Thursday, September 29, 2022
By: Ben Levinson
Thanks to New Balance, a group of Charm City Run team members will be training and running the New York City Marathon together on November 6, 2022. Leading up to the race, each member will share a blog post describing why they are running, how training is going, and what it means to run a marathon as a Charm City Run team. Ben Levinson, shares his perspective on preparing for the New York City Marathon.
Any longtime runner is familiar with the shock, confusion, horror, concern, and incomprehension they are met with when they tell a non-runner they are training for a marathon (or any race, or that they enjoy running in general). They simply do not understand; so let me answer their questions once and for all. Why do I run? Peace, connection, joy.
First, for peace: I am an anxious person. One could say I am a deeply anxious person, in fact. I remember getting “the feeling,” when I was around 10 or 11: a feeling of too-tight and too-hot skin, irritability, and a strange sadness. This is when my parents began asking me, then telling me to run. I resented the suggestion at first (I was the second-slowest person in my elementary school class) but began to enjoy the practice in middle school. To my frustration at the time, my parents were undeniably right: running made me feel better. Running regularly made me feel better, regularly. When I became more deeply aware of my anxiety, particularly thanks to the joy of coming of age in the midst of a pandemic, climate change, and the global rise of authoritarianism, running was one of the only things I could rely on. It still is.
Second, for connection: I am a son. I am a son who does not share many interests with my father, and as this became clearer in middle school, running was something my dad and I could share. I do not enjoy football; my father was not a theater kid (although he very sweetly tried to engage and continues to do so, his favorite musical is Les Miserables). Running, specifically running followed by bagels (shout-out to Towson Hot Bagels), is how my dad and I navigated the teenage years until we arrived at our current destination: two adults with lots to talk about, lots to share. My dad is the greatest man I know, and I will always be grateful to running for keeping us close for those hard, awkward years. As my dad would say, we’ve covered some miles, but even more ground.
Third, for joy: I am a spiritual person. I am a religious person: Jewish, but I have always felt the most connected to divine joy in nature, while running. What is divine joy? Allow me to share an example: I was running on Beach Drive in Rock Creek Park in Washington, DC last week. It was a stunning Saturday morning, and I was in the middle of my 15-mile training run. It was a pretty okay run, then it happened. A perfect song, sun through the trees, all tiredness gone from my legs: I was flying. There was a feeling in my chest that felt golden, and I was beaming – genuinely, truly beaming on mile 9 out of 15. This doesn’t happen every time, and when it does come it’s fleeting, but that’s okay. It doesn’t diminish the “regular” joy or mood stabilization that running causes; I don’t need a moment like that for a run to be a “good run.” However, the euphoria is so great that I will chase it for as long as I can.
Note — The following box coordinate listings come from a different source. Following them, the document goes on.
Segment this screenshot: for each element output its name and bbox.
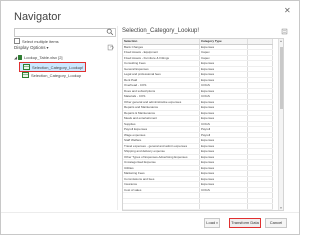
table-row (123, 209, 273, 210)
transform-data-button[interactable]: Transform Data (229, 218, 261, 228)
select-multiple-label: Select multiple items (22, 38, 59, 44)
dialog-title: Navigator (14, 11, 62, 23)
tree-item-selection-category-lookup-table[interactable]: Selection_Category_Lookup (19, 71, 81, 79)
scroll-down-icon[interactable]: ▼ (279, 206, 283, 210)
chevron-down-icon: ▾ (46, 45, 49, 50)
preview-title: Selection_Category_Lookup! (122, 28, 200, 34)
load-button[interactable]: Load▾ (204, 218, 220, 228)
load-button-label: Load (206, 220, 216, 225)
footer-divider (1, 212, 299, 213)
table-cell (199, 209, 248, 210)
preview-options-icon[interactable] (281, 28, 288, 35)
preview-table: Selection Category Type Bank Charges Expe… (123, 39, 273, 210)
tree-item-label: Selection_Category_Lookup (31, 72, 82, 78)
cancel-button[interactable]: Cancel (265, 218, 287, 228)
table-body: Bank Charges Expenses Fixed Assets - Equip… (123, 44, 273, 210)
tree-root-workbook[interactable]: ◢ Lookup_Table.xlsx [2] (14, 55, 63, 60)
select-multiple-checkbox[interactable] (14, 38, 20, 44)
close-button[interactable]: ✕ (284, 6, 291, 15)
preview-grid[interactable]: Selection Category Type Bank Charges Expe… (122, 38, 284, 211)
chevron-down-icon[interactable]: ▾ (216, 221, 218, 225)
display-options-dropdown[interactable]: Display Options▾ (14, 45, 49, 50)
vertical-scrollbar[interactable]: ▲ ▼ (278, 39, 283, 210)
select-multiple-items[interactable]: Select multiple items (14, 38, 59, 44)
tree-item-label: Selection_Category_Lookup! (32, 64, 84, 70)
refresh-icon[interactable] (107, 44, 114, 51)
pane-divider (117, 26, 118, 210)
tree-root-label: Lookup_Table.xlsx [2] (24, 55, 63, 60)
search-icon[interactable] (106, 28, 114, 36)
scroll-up-icon[interactable]: ▲ (279, 39, 283, 43)
scrollbar-thumb[interactable] (279, 47, 283, 109)
navigator-dialog: Navigator ✕ Select multiple items Displa… (0, 0, 300, 235)
sheet-icon (23, 64, 30, 70)
table-cell (123, 209, 200, 210)
search-input[interactable] (14, 28, 116, 37)
excel-file-icon (18, 55, 23, 60)
table-icon (22, 72, 29, 78)
chevron-down-icon[interactable]: ◢ (14, 55, 17, 60)
display-options-label: Display Options (14, 45, 46, 50)
table-cell (247, 209, 273, 210)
This sport is such a gift. It sounds so corny, but it feels more like a way of life than a sport. Running makes me a better person: a kinder, more patient person. The mentality of running has carried me through difficult times, with its message of simply hanging on. Running has protected my brain, it has soothed my heart, it has (not for nothing) kept my body active. It is my ritual with my dad. I sincerely am grateful for every run I take – even the bad ones – and for the body that allows me to move like this.
I am also grateful for the way this “sport” came to me: Charm City Run. I played with our earliest employees as a toddler; I remember driving with the police escort for the Shamrock 5k and missing school mornings to go to the start of the Run to Remember. I’ve worked at the store, and I’ve grown up with these wonderful people, from creeping down from my bedroom during the holiday party, to having a beer with them at race post-parties, and everything in between.
My point is, running the New York Marathon – my first marathon – with Charm City Run only makes sense. I am bursting with excitement. So if you read this far, thank you, and even if you didn’t, all the same: I wish you peace, connection, and joy.